In its decision this court did not in its opinion pass upon the judgment recovered on the second cause of action (third in the complaint) further than to approve the theory upon which it was recovered, and left that cause to be retried together with the first cause, as to which judgment was reversed because it was against the weight of the evidence. Our attention being called to the matter, we now express our determination that the judgment recovered on the second cause of action was also against the weight of the evidence, although still holding that upon proper proof showing a right of recovery the plaintiff may recover what his services were worth. Plaintiff contented himself with proving that he was not consulted in reference to the contract with the Pure Oil Company and that he performed the services connected with its advertising program, and he made proof of the value of his services.
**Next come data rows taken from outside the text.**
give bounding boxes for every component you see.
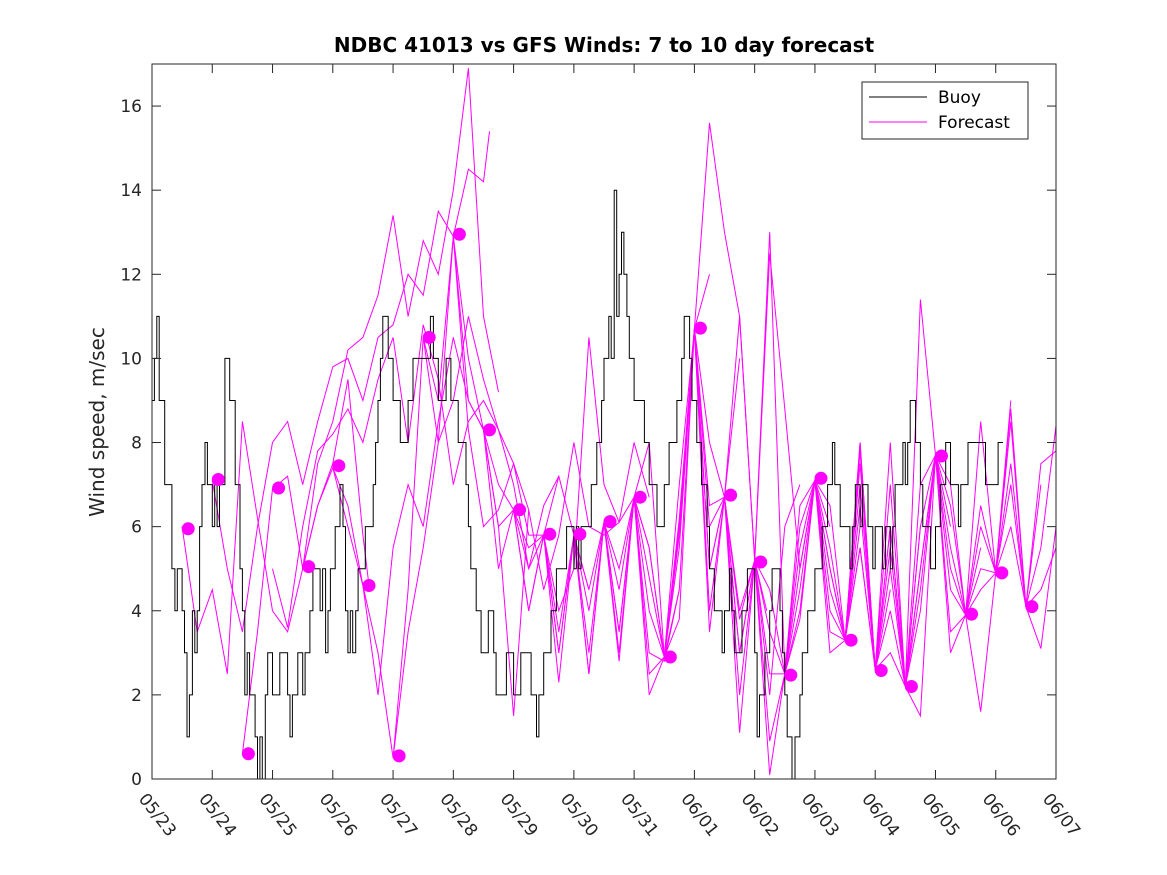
forecast-line-1: [181, 379, 370, 674]
y-tick-label: 14: [120, 181, 142, 201]
forecast-marker-17: [663, 650, 677, 664]
forecast-marker-1: [181, 522, 195, 536]
forecast-marker-18: [693, 321, 707, 335]
forecast-marker-7: [362, 579, 376, 592]
legend-label-buoy: Buoy: [938, 88, 981, 108]
y-tick-label: 2: [131, 686, 142, 706]
y-tick-label: 16: [120, 97, 142, 117]
forecast-marker-3: [241, 747, 255, 761]
forecast-marker-20: [754, 555, 768, 569]
forecast-marker-15: [603, 515, 617, 529]
forecast-markers: [181, 227, 1039, 763]
forecast-marker-22: [814, 471, 828, 485]
forecast-marker-28: [995, 566, 1009, 580]
forecast-marker-16: [633, 490, 647, 504]
forecast-line-11: [513, 122, 768, 683]
forecast-line-6: [332, 316, 590, 759]
forecast-marker-13: [543, 527, 557, 541]
buoy-line: [152, 189, 1003, 780]
forecast-marker-29: [1025, 600, 1039, 614]
forecast-marker-14: [573, 527, 587, 541]
forecast-marker-8: [392, 749, 406, 763]
forecast-line-5: [302, 337, 560, 695]
y-tick-label: 10: [120, 349, 142, 369]
buoy-series: [152, 189, 1003, 780]
forecast-line-2: [211, 131, 490, 632]
y-tick-label: 6: [131, 518, 142, 538]
forecast-marker-10: [452, 227, 466, 241]
y-tick-label: 8: [131, 434, 142, 454]
legend-label-forecast: Forecast: [938, 113, 1010, 133]
forecast-marker-4: [272, 481, 286, 495]
y-tick-label: 0: [131, 770, 142, 790]
forecast-line-20: [784, 454, 1042, 687]
forecast-line-3: [241, 68, 499, 754]
forecast-marker-11: [483, 423, 496, 437]
forecast-marker-19: [724, 488, 738, 502]
plot-frame: [151, 63, 1057, 780]
forecast-marker-6: [332, 459, 346, 473]
y-axis: 0 2 4 6 8 10 12 14 16: [120, 97, 1056, 790]
forecast-marker-9: [422, 330, 436, 344]
forecast-marker-5: [302, 560, 316, 574]
forecast-marker-23: [844, 633, 858, 647]
forecast-line-4: [272, 324, 530, 628]
y-axis-title: Wind speed, m/sec: [85, 327, 109, 517]
y-tick-label: 4: [131, 602, 142, 622]
y-tick-label: 12: [120, 265, 142, 285]
legend: Buoy Forecast: [861, 81, 1029, 140]
forecast-marker-12: [513, 503, 527, 517]
forecast-marker-27: [965, 607, 979, 621]
forecast-marker-25: [904, 680, 918, 693]
forecast-marker-24: [874, 664, 888, 677]
legend-box: [861, 81, 1029, 140]
forecast-line-22: [844, 421, 1057, 712]
forecast-marker-26: [935, 449, 948, 463]
forecast-marker-2: [211, 473, 225, 486]
forecast-line-19: [754, 400, 1012, 687]
forecast-marker-21: [784, 668, 798, 682]
chart-title: NDBC 41013 vs GFS Winds: 7 to 10 day for…: [334, 33, 875, 57]
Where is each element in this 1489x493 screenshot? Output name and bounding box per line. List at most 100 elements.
But he did not by sufficient evidence meet the testimony of defendant’s witnesses Avery and Lounsberry to the effect that he was told, *670before he performed the services, that he was to receive nothing for them in addition to his weekly salary and that he performed without protest, and accepted his salary of $100 a week for several weeks without protest, and received checks for his salary having on them statements that they were in full for his services, and used the checks after changing the wording of the statements thereon without consulting defendant. There should be a new trial as to both causes of action.
Present — Sears, P. J., Taylor, Edgcomb, Crosby and Lewis, JJ.
Motion for reargument denied, with ten dollars costs.